Samstag, 20. November 2010

Pyay

Dienstag 12. bis Dienstag 19. Januar
Pyay ist ein kleines, aber interessantes Städtchen auf dem Yangon – Bagan Highway, direkt am Irrawaddy Fluss gelegen. Der Fluss der hier ca. 1.2 km breit ist führt jetzt in der Trockenzeit wenig Wasser, sodass man vom Ufer aus bis zur Mitte über die Sandbänke wandern kann bis man ans Wasser gelangt.
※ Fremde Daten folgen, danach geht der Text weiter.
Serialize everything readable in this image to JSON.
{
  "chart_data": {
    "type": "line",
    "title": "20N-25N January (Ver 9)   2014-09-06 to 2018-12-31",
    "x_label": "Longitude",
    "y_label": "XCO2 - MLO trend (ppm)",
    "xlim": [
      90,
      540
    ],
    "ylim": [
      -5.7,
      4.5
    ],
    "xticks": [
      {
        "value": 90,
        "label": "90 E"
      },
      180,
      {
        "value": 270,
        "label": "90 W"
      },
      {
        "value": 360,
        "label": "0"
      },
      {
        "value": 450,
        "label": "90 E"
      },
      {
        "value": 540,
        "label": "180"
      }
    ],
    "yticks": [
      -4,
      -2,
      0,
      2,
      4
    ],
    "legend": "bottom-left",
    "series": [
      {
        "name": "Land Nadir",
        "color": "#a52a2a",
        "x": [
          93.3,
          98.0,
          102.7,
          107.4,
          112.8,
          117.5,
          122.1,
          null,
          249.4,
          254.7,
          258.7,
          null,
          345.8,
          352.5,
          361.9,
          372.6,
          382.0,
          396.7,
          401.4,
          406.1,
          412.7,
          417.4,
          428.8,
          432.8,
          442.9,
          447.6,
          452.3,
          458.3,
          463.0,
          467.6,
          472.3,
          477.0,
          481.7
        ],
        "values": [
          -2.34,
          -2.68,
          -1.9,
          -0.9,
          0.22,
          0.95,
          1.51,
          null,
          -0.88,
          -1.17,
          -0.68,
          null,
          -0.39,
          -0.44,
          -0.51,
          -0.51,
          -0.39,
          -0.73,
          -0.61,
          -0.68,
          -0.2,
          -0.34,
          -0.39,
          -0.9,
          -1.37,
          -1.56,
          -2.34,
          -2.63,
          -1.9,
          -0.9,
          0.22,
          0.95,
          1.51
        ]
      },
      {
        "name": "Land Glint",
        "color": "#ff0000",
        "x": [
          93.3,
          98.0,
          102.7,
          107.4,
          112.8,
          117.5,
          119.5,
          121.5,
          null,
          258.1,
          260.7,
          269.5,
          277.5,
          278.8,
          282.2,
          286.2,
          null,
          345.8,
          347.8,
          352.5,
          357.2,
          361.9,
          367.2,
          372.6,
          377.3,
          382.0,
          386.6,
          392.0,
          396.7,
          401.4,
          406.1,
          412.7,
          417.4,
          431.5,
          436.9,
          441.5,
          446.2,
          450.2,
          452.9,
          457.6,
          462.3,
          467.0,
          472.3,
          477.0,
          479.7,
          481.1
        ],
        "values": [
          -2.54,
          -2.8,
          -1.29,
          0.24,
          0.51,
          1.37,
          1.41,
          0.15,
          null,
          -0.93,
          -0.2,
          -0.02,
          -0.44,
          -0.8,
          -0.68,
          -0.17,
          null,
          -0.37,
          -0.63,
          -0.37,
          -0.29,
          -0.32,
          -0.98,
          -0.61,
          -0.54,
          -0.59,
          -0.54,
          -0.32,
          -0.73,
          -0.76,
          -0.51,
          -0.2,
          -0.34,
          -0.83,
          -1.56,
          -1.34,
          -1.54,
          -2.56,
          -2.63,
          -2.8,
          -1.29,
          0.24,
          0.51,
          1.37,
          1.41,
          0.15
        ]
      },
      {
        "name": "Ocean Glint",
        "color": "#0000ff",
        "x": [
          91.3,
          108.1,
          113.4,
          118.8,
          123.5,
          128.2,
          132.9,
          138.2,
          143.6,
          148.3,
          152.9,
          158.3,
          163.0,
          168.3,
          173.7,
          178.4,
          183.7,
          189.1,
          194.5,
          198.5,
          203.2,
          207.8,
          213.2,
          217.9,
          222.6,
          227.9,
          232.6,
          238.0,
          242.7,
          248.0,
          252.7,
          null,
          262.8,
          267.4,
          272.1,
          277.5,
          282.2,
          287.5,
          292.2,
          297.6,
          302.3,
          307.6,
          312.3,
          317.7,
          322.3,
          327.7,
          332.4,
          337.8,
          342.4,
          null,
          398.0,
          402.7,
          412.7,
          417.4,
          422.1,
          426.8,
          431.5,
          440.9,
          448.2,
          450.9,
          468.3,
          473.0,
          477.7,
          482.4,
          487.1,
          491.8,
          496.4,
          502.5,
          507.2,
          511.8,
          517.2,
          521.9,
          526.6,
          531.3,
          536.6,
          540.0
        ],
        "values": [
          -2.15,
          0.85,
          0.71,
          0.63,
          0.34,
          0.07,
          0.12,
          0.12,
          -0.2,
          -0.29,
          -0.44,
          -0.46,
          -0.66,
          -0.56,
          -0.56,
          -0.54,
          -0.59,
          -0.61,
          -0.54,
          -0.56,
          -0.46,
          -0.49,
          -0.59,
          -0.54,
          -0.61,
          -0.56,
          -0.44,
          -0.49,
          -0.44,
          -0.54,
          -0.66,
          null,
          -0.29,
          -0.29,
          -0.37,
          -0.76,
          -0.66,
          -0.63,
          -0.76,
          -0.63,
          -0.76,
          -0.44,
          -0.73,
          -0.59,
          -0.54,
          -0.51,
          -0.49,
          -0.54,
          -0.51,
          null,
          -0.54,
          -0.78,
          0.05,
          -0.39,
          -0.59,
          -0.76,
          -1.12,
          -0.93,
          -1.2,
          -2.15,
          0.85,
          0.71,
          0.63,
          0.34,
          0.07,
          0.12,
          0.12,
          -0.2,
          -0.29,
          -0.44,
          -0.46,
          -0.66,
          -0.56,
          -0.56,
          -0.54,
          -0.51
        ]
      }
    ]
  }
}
Hier sind viele Frauen beschäftigt ihre Wäsche im Fluss zu waschen und sie anschliessend auf den Sandbänken zum Trocknen auszulegen. Sie sind sehr freundlich und zeigen überhaupt keine Scheu wenn man sie photographiert. Das sind einfache Leute aus der Stadt die kein Englisch sprechen und so beschränkt sich unsere Konversation auf Hello (minga-laba), danke (dje-su beh) und auf wiedersehen (da-da), was ihnen immer ein symphatisches Lächeln entlockt. Der Sand kann hier auch direkt für den Bau verwendet werden, da er ja sauber gewaschen ist. Eine 5-köpfige Familie, zwei Männer und drei Frauen, ist dabei einen Lastkahn mit dem Flusssand zu füllen. Ein schweisstreibender Kraftakt, denn tagsüber ist es hier an der Sonne doch über 30 Grad warm. Die Nächte sind aber angenehm kühl. An dieser Stelle überspannt auch eine der wenigen Brücken den Fluss. Auf der anderen Seite ist ein kleines Dorf auszumachen, und wir beschliessen diesem einen Besuch abzustatten. Das Land wird wie erwartet stark von Polizei und Armee kontrolliert. Auf dem Weg dorthin passieren wir nicht weniger als drei Kontrollstellen. Zwei lassen uns unbehelligt passieren und grüssen uns sogar freundlich, nur bei der Brücke müssen wir den Pass vorweisen und alle Angaben und unser Ziel werden ins Tagesjournal des Wachhabenden eingetragen. Erst , dann dürfen wir die Brücke passieren. Das Dorf besteht aus sehr einfachen Hütten mit integrietem Stall für Kühe und Hühner. Das Leben läuft hier in ruhigen Bahnen ab, aber beschränkt auf die minimalsten Lebensbedürfnisse.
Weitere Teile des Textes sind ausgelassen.